New Kerala law may not pass muster as SC struck down a similar one in 2015

NEW DELHI: Kerala’s new ordinance promulgated purportedly to protect women and children from cyber attacks is similar to Section 118(d) of the Kerala Police Act which the Supreme Court had struck down in 2015 in the Shreya Singhal case, terming it to be in breach of right to free speech.
The introduction of Section 118A in the Kerala Police Act and its inclusion in the existing Section 125 of the Act makes offences under the new provision cognisable, though bailable. However, it gives the police unlimited power to arrest anyone whom it suspects would continue to make statements in all kinds of media “threatening, abusing, humiliating or defaming” any person or a class of people.
Anyone found guilty under Section 118A will be punished with imprisonment up to three years or a fine up to Rs 10,000, or both.
Section 118A does not make any specific reference to rising crimes against women or children, a ruse given by the LDF government for bringing the new law through an ordinance. It also does not talk of inadequacy in existing provisions under IPC or Information and Technology Act to deal with such crimes.
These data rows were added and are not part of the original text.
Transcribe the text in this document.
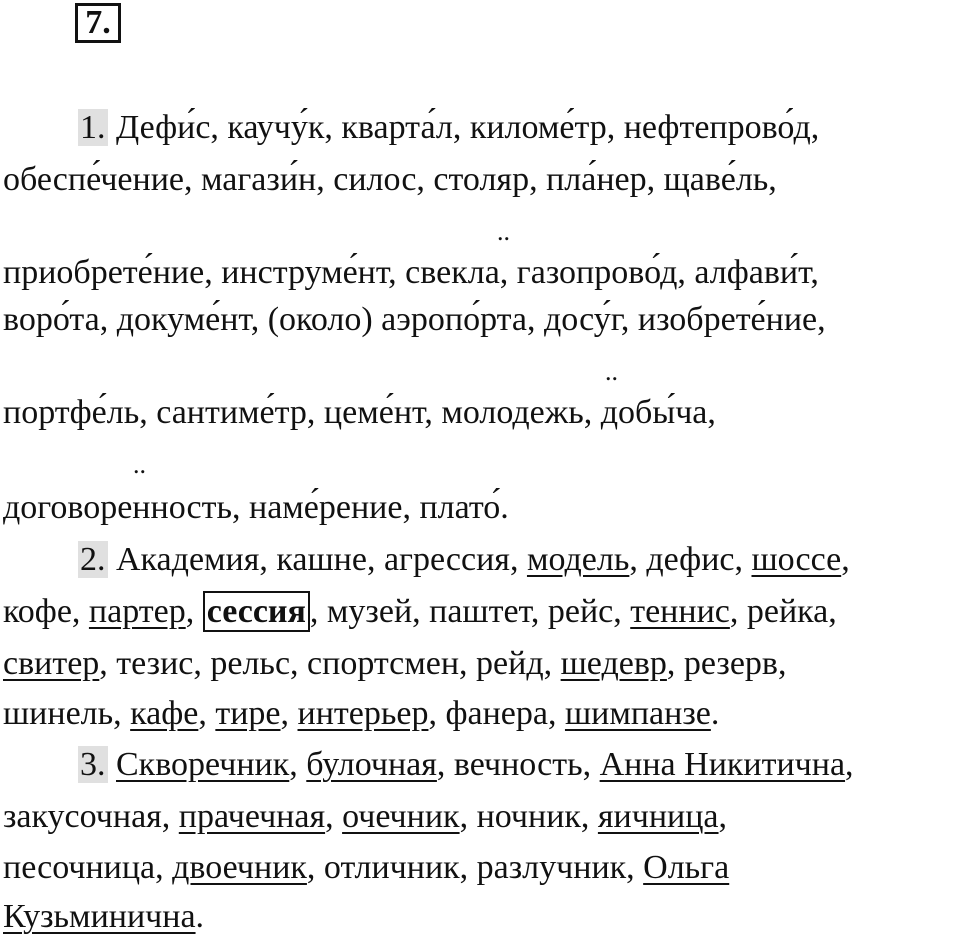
7.
1. Дефи́с, каучу́к, кварта́л, киломе́тр, нефтепрово́д,
обеспе́чение, магази́н, силос, столяр, пла́нер, щаве́ль,
..
приобрете́ние, инструме́нт, свекла, газопрово́д, алфави́т,
воро́та, докуме́нт, (около) аэропо́рта, досу́г, изобрете́ние,
..
портфе́ль, сантиме́тр, цеме́нт, молодежь, добы́ча,
..
договоренность, наме́рение, плато́.
2. Академия, кашне, агрессия, модель, дефис, шоссе,
кофе, партер, сессия , музей, паштет, рейс, теннис, рейка,
свитер, тезис, рельс, спортсмен, рейд, шедевр, резерв,
шинель, кафе, тире, интерьер, фанера, шимпанзе.
3. Скворечник, булочная, вечность, Анна Никитична,
закусочная, прачечная, очечник, ночник, яичница,
песочница, двоечник, отличник, разлучник, Ольга
Кузьминична.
The overarching ambit of Section 118A, when it says “whoever makes, expresses, publishes or disseminates through any kind of mode of communication” will bring under its purview speeches made on the roadside or public platforms, a telephone call or a social media post, an article in a newspaper or a web portal, and programmes on TV channels.
Compared to Section 118A, its earlier avatar, Section 118(d), appears milder. The latter provided that police could arrest any person “who causes annoyance to any person in an indecent manner by statements or verbal comments or telephone calls or calls of any type or by chasing or sending messages or mails by any means”.
The milder Section 118(d) had evoked strong critique from the SC in the Singhal case. Striking it down, it had said, “Information that may be grossly offensive or which causes annoyance or inconvenience are undefined terms which take into the net a very large amount of protected and innocent speech. A person may discuss or even advocate, by means of writing disseminated over the internet, information that may be a view or point of view pertaining to governmental, literary, scientific or other matters which may be unpalatable to certain sections of society.
“It is obvious that an expression of a view on any matter may cause annoyance, inconvenience or may be grossly offensive to some. A certain section of a particular community may be grossly offended or annoyed by communications over the internet by ‘liberal views’,” the SC had said..
Providing an additional reason for quashing Section 118(d), it had said, “We, therefore, hold that the section is unconstitutional also on the ground that it takes within its sweep protected speech and speech that is innocent in nature.”